Only one team showed up for the biggest game of the Premier League season
If you want to win the Premier League, you still have to go through Manchester City.
Arsenal is the latest club to find that out the hard way, as Man City’s utterly dominant 4-1 win turned the hotly anticipated top-of-the-table clash on Wednesday into a rout.
Arsenal came into the match with a five-point lead atop the table, but were also the team under far more pressure. Putting aside Man City’s 3-1 win in London back in February and any mind games played by Pep Guardiola — though the manager has been busy on that front — there’s just the raw math: on April 1, Arsenal were eight points clear atop the table with one game in hand.
Since then? The Gunners have settled for three straight draws, while Man City won their only two league matches. When this match kicked off, Man City’s two games in hand meant that they, not Arsenal, controlled the destiny of the Premier League title this season.
In front of their own fans, Man City made that control clear by dominating play from start to finish. Kevin De Bruyne thought he’d won a third minute penalty, only for both referee Michael Oliver and a VAR check to ignore his pleas.

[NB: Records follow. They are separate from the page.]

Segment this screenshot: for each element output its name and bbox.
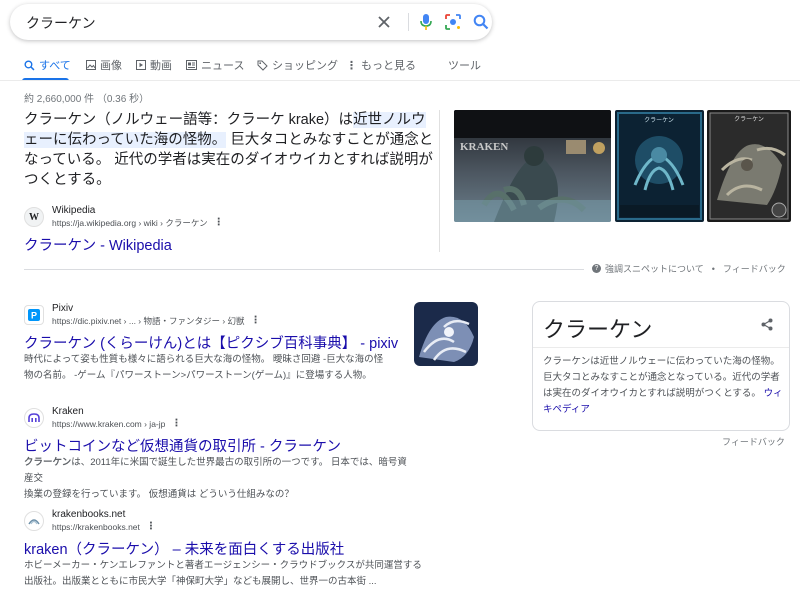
tab-label: すべて: [39, 60, 71, 72]
source-url: https://ja.wikipedia.org › wiki › クラーケン: [52, 218, 208, 228]
snippet-feedback-row: ? 強調スニペットについて • フィードバック: [592, 262, 786, 275]
feedback-link[interactable]: フィードバック: [723, 262, 786, 275]
tab-tools[interactable]: ツール: [448, 57, 481, 73]
snippet-title-link[interactable]: クラーケン - Wikipedia: [24, 234, 172, 255]
tab-label: 画像: [100, 60, 122, 72]
about-snippet-link[interactable]: 強調スニペットについて: [605, 262, 704, 275]
desc-line: 換業の登録を行っています。 仮想通貨は どういう仕組みなの？: [24, 489, 294, 500]
desc-line: ホビーメーカー・ケンエレファントと著者エージェンシー・クラウドブックスが共同運営…: [24, 560, 422, 571]
clear-icon[interactable]: [374, 12, 394, 32]
more-options-icon[interactable]: ⋮: [214, 217, 224, 229]
lens-icon[interactable]: [443, 12, 463, 32]
result-desc-kraken: クラーケンは、2011年に米国で誕生した世界最古の取引所の一つです。 日本では、…: [24, 455, 414, 503]
pixiv-favicon: P: [24, 305, 44, 325]
result-source-krakenbooks[interactable]: krakenbooks.net https://krakenbooks.net ⋮: [24, 509, 156, 533]
pixiv-thumbnail[interactable]: [414, 302, 478, 366]
krakenbooks-favicon: [24, 511, 44, 531]
video-icon: [136, 60, 146, 70]
kraken-favicon: [24, 408, 44, 428]
knowledge-panel-feedback[interactable]: フィードバック: [722, 435, 785, 448]
source-url: https://www.kraken.com › ja-jp: [52, 419, 166, 429]
source-name: krakenbooks.net: [52, 509, 126, 520]
search-box[interactable]: クラーケン: [10, 4, 492, 40]
snippet-source[interactable]: W Wikipedia https://ja.wikipedia.org › w…: [24, 205, 224, 229]
tab-label: 動画: [150, 60, 172, 72]
more-options-icon[interactable]: ⋮: [171, 418, 181, 430]
tab-label: ショッピング: [272, 60, 338, 72]
card-label: クラーケン: [644, 117, 674, 124]
desc-line: 出版社。出版業とともに市民大学「神保町大学」なども展開し、世界一の古本街 ...: [24, 576, 377, 587]
result-desc-pixiv: 時代によって姿も性質も様々に語られる巨大な海の怪物。 曖昧さ回避 -巨大な海の怪…: [24, 352, 404, 384]
search-input[interactable]: クラーケン: [26, 13, 96, 33]
wikipedia-favicon: W: [24, 207, 44, 227]
result-title-krakenbooks[interactable]: kraken（クラーケン） – 未来を面白くする出版社: [24, 538, 344, 559]
poster-label: KRAKEN: [460, 141, 508, 153]
more-vert-icon: ⋮: [346, 59, 357, 72]
kraken-art-image[interactable]: クラーケン: [707, 110, 791, 222]
tab-news[interactable]: ニュース: [186, 57, 244, 73]
tab-videos[interactable]: 動画: [136, 57, 172, 73]
search-icon[interactable]: [471, 12, 491, 32]
kraken-card-image[interactable]: クラーケン: [615, 110, 704, 222]
more-options-icon[interactable]: ⋮: [146, 521, 156, 533]
tab-more[interactable]: ⋮ もっと見る: [346, 57, 416, 73]
tabs-border: [0, 80, 800, 81]
result-title-pixiv[interactable]: クラーケン (くらーけん)とは【ピクシブ百科事典】 - pixiv: [24, 332, 398, 353]
desc-line: 時代によって姿も性質も様々に語られる巨大な海の怪物。 曖昧さ回避 -巨大な海の怪: [24, 354, 384, 365]
search-tabs: すべて 画像 動画 ニュース ショッピング ⋮ もっと見る ツール: [0, 52, 800, 80]
result-desc-krakenbooks: ホビーメーカー・ケンエレファントと著者エージェンシー・クラウドブックスが共同運営…: [24, 558, 444, 590]
art-label: クラーケン: [734, 116, 764, 123]
microphone-icon[interactable]: [416, 12, 436, 32]
share-icon[interactable]: [761, 318, 773, 336]
knowledge-panel-description: クラーケンは近世ノルウェーに伝わっていた海の怪物。巨大タコとみなすことが通念とな…: [543, 354, 783, 418]
search-divider: [408, 13, 409, 31]
result-source-pixiv[interactable]: P Pixiv https://dic.pixiv.net › ... › 物語…: [24, 303, 261, 327]
desc-bold: クラーケン: [24, 457, 72, 468]
tab-shopping[interactable]: ショッピング: [257, 57, 338, 73]
source-name: Pixiv: [52, 303, 74, 314]
knowledge-panel-title: クラーケン: [543, 317, 653, 342]
snippet-text: クラーケン（ノルウェー語等：クラーケ krake）は: [24, 112, 354, 128]
result-source-kraken[interactable]: Kraken https://www.kraken.com › ja-jp ⋮: [24, 406, 181, 430]
kp-desc-text: クラーケンは近世ノルウェーに伝わっていた海の怪物。巨大タコとみなすことが通念とな…: [543, 356, 780, 399]
source-name: Wikipedia: [52, 205, 96, 216]
tab-label: ニュース: [201, 60, 245, 72]
source-url: https://dic.pixiv.net › ... › 物語・ファンタジー …: [52, 316, 245, 326]
tab-label: ツール: [448, 60, 481, 72]
section-divider: [24, 269, 584, 270]
desc-line: 物の名前。 -ゲーム『パワーストーン>パワーストーン(ゲーム)』に登場する人物。: [24, 370, 372, 381]
image-icon: [86, 60, 96, 70]
knowledge-panel-divider: [533, 347, 789, 348]
result-title-kraken[interactable]: ビットコインなど仮想通貨の取引所 - クラーケン: [24, 435, 341, 456]
svg-text:P: P: [31, 311, 37, 321]
more-options-icon[interactable]: ⋮: [251, 315, 261, 327]
featured-snippet-text: クラーケン（ノルウェー語等：クラーケ krake）は近世ノルウェーに伝わっていた…: [24, 110, 434, 190]
snippet-divider: [439, 110, 440, 252]
desc-line: は、2011年に米国で誕生した世界最古の取引所の一つです。 日本では、暗号資産交: [24, 457, 407, 484]
news-icon: [186, 60, 197, 70]
help-icon[interactable]: ?: [592, 264, 601, 273]
source-url: https://krakenbooks.net: [52, 522, 140, 532]
favicon-letter: W: [29, 211, 39, 223]
tab-label: もっと見る: [361, 60, 416, 72]
tag-icon: [257, 60, 268, 71]
separator-dot: •: [711, 263, 715, 274]
tab-images[interactable]: 画像: [86, 57, 122, 73]
result-stats: 約 2,660,000 件 （0.36 秒）: [24, 94, 150, 105]
kraken-movie-poster-image[interactable]: KRAKEN: [454, 110, 611, 222]
knowledge-panel: クラーケン クラーケンは近世ノルウェーに伝わっていた海の怪物。巨大タコとみなすこ…: [532, 301, 790, 431]
tab-all[interactable]: すべて: [24, 57, 71, 73]
source-name: Kraken: [52, 406, 84, 417]
search-icon: [24, 59, 35, 71]
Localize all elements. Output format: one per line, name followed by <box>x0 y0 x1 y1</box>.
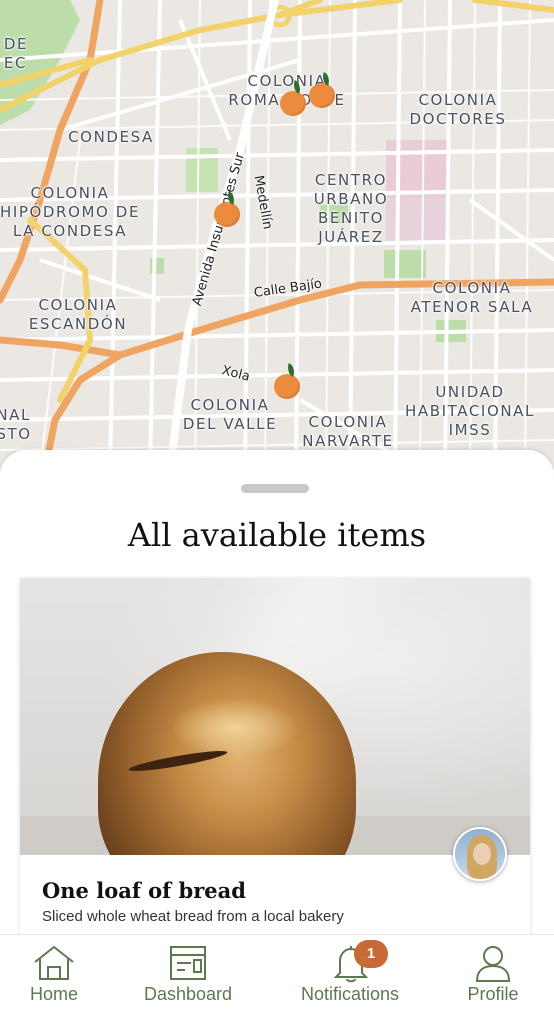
item-photo <box>20 578 530 855</box>
tab-dashboard-label: Dashboard <box>143 984 233 1004</box>
item-marker[interactable] <box>280 80 306 116</box>
tab-home-label: Home <box>29 984 78 1004</box>
tab-home[interactable]: Home <box>0 935 108 1016</box>
tab-profile-label: Profile <box>467 984 519 1004</box>
notifications-badge: 1 <box>354 940 388 968</box>
tab-profile[interactable]: Profile <box>440 935 546 1016</box>
map-label-de-tec: DE EC <box>3 35 29 72</box>
dashboard-icon <box>170 946 206 980</box>
map-label-condesa: CONDESA <box>68 128 154 146</box>
map-label-colonia-atenor-sala: COLONIA ATENOR SALA <box>410 279 534 316</box>
sheet-drag-handle[interactable] <box>241 484 309 493</box>
map-label-colonia-del-valle: COLONIA DEL VALLE <box>182 396 278 433</box>
items-sheet[interactable]: All available items One loaf of bread Sl… <box>0 450 554 1016</box>
tab-bar: Home Dashboard Notifications Profile <box>0 934 554 1016</box>
map-label-colonia-narvarte: COLONIA NARVARTE <box>302 413 394 450</box>
tab-dashboard[interactable]: Dashboard <box>128 935 248 1016</box>
tab-notifications[interactable]: Notifications <box>286 935 414 1016</box>
tab-notifications-label: Notifications <box>300 984 400 1004</box>
map-label-colonia-hipodromo: COLONIA HIPÓDROMO DE LA CONDESA <box>0 184 141 240</box>
item-marker[interactable] <box>274 363 300 399</box>
map-label-colonia-escandon: COLONIA ESCANDÓN <box>28 296 128 333</box>
map-label-nal-sto: NAL STO <box>0 406 32 443</box>
item-card[interactable]: One loaf of bread Sliced whole wheat bre… <box>20 578 530 978</box>
item-description: Sliced whole wheat bread from a local ba… <box>42 908 344 925</box>
seller-avatar[interactable] <box>453 827 507 881</box>
profile-icon <box>475 946 511 982</box>
item-name: One loaf of bread <box>42 878 246 903</box>
sheet-title: All available items <box>127 516 427 554</box>
item-marker[interactable] <box>309 72 335 108</box>
map-label-unidad-habitacional: UNIDAD HABITACIONAL IMSS <box>405 383 535 439</box>
map-view[interactable]: COLONIA ROMA NORTE COLONIA DOCTORES COND… <box>0 0 554 470</box>
map-label-colonia-doctores: COLONIA DOCTORES <box>409 91 507 128</box>
map-label-centro-urbano: CENTRO URBANO BENITO JUÁREZ <box>313 171 389 246</box>
home-icon <box>34 945 74 980</box>
item-marker[interactable] <box>214 191 240 227</box>
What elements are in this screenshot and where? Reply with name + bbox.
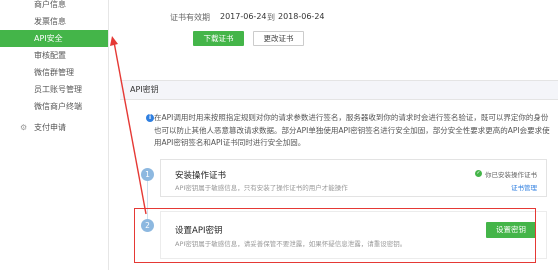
- step-2-desc: API密钥属于敏感信息，请妥善保管不要泄露，如果怀疑信息泄露，请重设密钥。: [175, 240, 407, 248]
- step-1-badge: 1: [141, 168, 154, 181]
- sidebar-item-staff-accounts[interactable]: 员工账号管理: [0, 81, 108, 98]
- step-1-title: 安装操作证书: [175, 171, 227, 181]
- check-icon: ✓: [475, 170, 482, 177]
- set-api-key-button[interactable]: 设置密钥: [486, 222, 536, 238]
- cert-start-date: 2017-06-24: [220, 12, 267, 21]
- info-icon: i: [146, 114, 154, 122]
- sidebar-item-payment-apply[interactable]: ⚙ 支付申请: [0, 119, 108, 136]
- sidebar-item-group-management[interactable]: 微信群管理: [0, 64, 108, 81]
- sidebar: 商户信息 发票信息 API安全 审核配置 微信群管理 员工账号管理 微信商户终端…: [0, 0, 108, 270]
- api-key-notice: 在API调用时用来按照指定规则对你的请求参数进行签名，服务器收到你的请求时会进行…: [154, 113, 550, 147]
- sidebar-item-api-security[interactable]: API安全: [0, 30, 108, 47]
- sidebar-divider: [108, 0, 109, 270]
- sidebar-item-review-config[interactable]: 审核配置: [0, 47, 108, 64]
- step-2-badge: 2: [141, 219, 154, 232]
- step-install-cert: 安装操作证书 API密钥属于敏感信息，只有安装了操作证书的用户才能操作 ✓ 你已…: [160, 159, 547, 197]
- payment-settings-icon: ⚙: [20, 123, 28, 132]
- section-title: API密钥: [130, 85, 159, 94]
- sidebar-item-merchant-terminal[interactable]: 微信商户终端: [0, 98, 108, 115]
- api-key-section-header: API密钥: [120, 80, 558, 100]
- step-2-title: 设置API密钥: [175, 226, 223, 236]
- sidebar-item-invoice-info[interactable]: 发票信息: [0, 13, 108, 30]
- cert-to-label: 到: [267, 13, 275, 22]
- cert-installed-status: 你已安装操作证书: [485, 171, 537, 179]
- sidebar-item-merchant-info[interactable]: 商户信息: [0, 0, 108, 13]
- cert-manage-link[interactable]: 证书管理: [511, 182, 537, 192]
- update-cert-button[interactable]: 更改证书: [253, 31, 304, 46]
- step-1-desc: API密钥属于敏感信息，只有安装了操作证书的用户才能操作: [175, 184, 348, 192]
- cert-validity-label: 证书有效期: [170, 13, 210, 22]
- download-cert-button[interactable]: 下载证书: [193, 31, 244, 46]
- cert-end-date: 2018-06-24: [278, 12, 325, 21]
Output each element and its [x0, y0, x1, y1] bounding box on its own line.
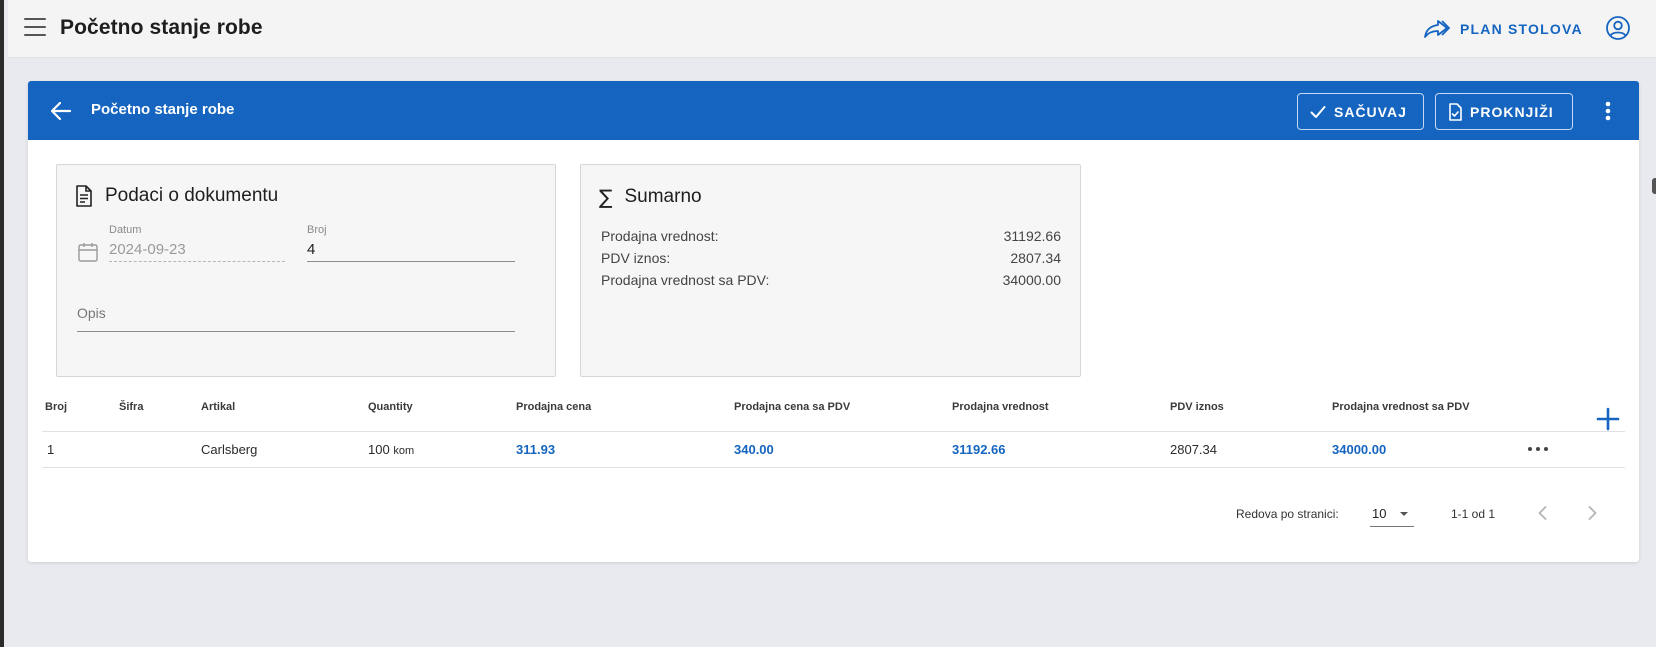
- column-header[interactable]: Prodajna cena sa PDV: [734, 401, 850, 413]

If you’re De Bruyne, there’s only one answer to a situation like that: score a goal that doesn’t need any help. As much as Man City are thought of as eschewing long balls, it started with a Route One hoof up to the big fella Erling Haaland, who then set De Bruyne up to juke past Gabriel and fire Man City into the lead.
The Haaland-De Bruyne duo were tormenting Arsenal, with Aaron Ramsdale barely keeping them from a second after superbly-worked raids forward from midfield. Again and again, Man City pulled Arsenal towards midfield, only to break their lines and suddenly have two of the world’s best players running even-number breaks at speed.
Arsenal was just barely hanging on, but by a matter of seconds and inches failed to get into the locker room within one. John Stones headed a De Bruyne free kick home in first-half stoppage time. Before Stones could begin a true celebration, he spotted the flag up for offside, but a 90-second VAR check overturned the initial call, giving Man City a richly deserved two-goal edge.
Arsenal offered a mild pushback to start the half, but Man City seemed to figure them out in short order. Ramsdale somehow kicked away Haaland’s low shot after the Norwegian broke away, but could do nothing on the next surge in the 54th minute.
One again it was a familiar show: the Belgium playmaker intercepted a slow Arsenal pass, played a one-two with Haaland, and De Bruyne did the rest, sparking more jubilation everywhere at the Etihad save for the away end.
Rob Holding would steer home a late face-saving goal for Arsenal after Man City, for the first time all night, switched off as the Gunners recycled a corner, but Arsenal couldn’t even muster much more of a celebration than a couple of pats on the shoulder for the goalscorer.
3-1 didn’t reflect the match that played out, and Haaland made sure to restore Man City’s lead as an exclamation point in stoppage time. Haaland, having lost his hair tie for the final moments of the match, picked up Phil Foden’s pass to score his 49th goal in all competitions.
On top of getting the party going before full time, Haaland’s 33rd Premier League goal broke Mohamed Salah’s record for scoring in a 38-game season.
Between the realities of the table and the nature of Man City’s authoritative win, it feels like the Premier League trophy is going to end up just out of the Gunners’ reach.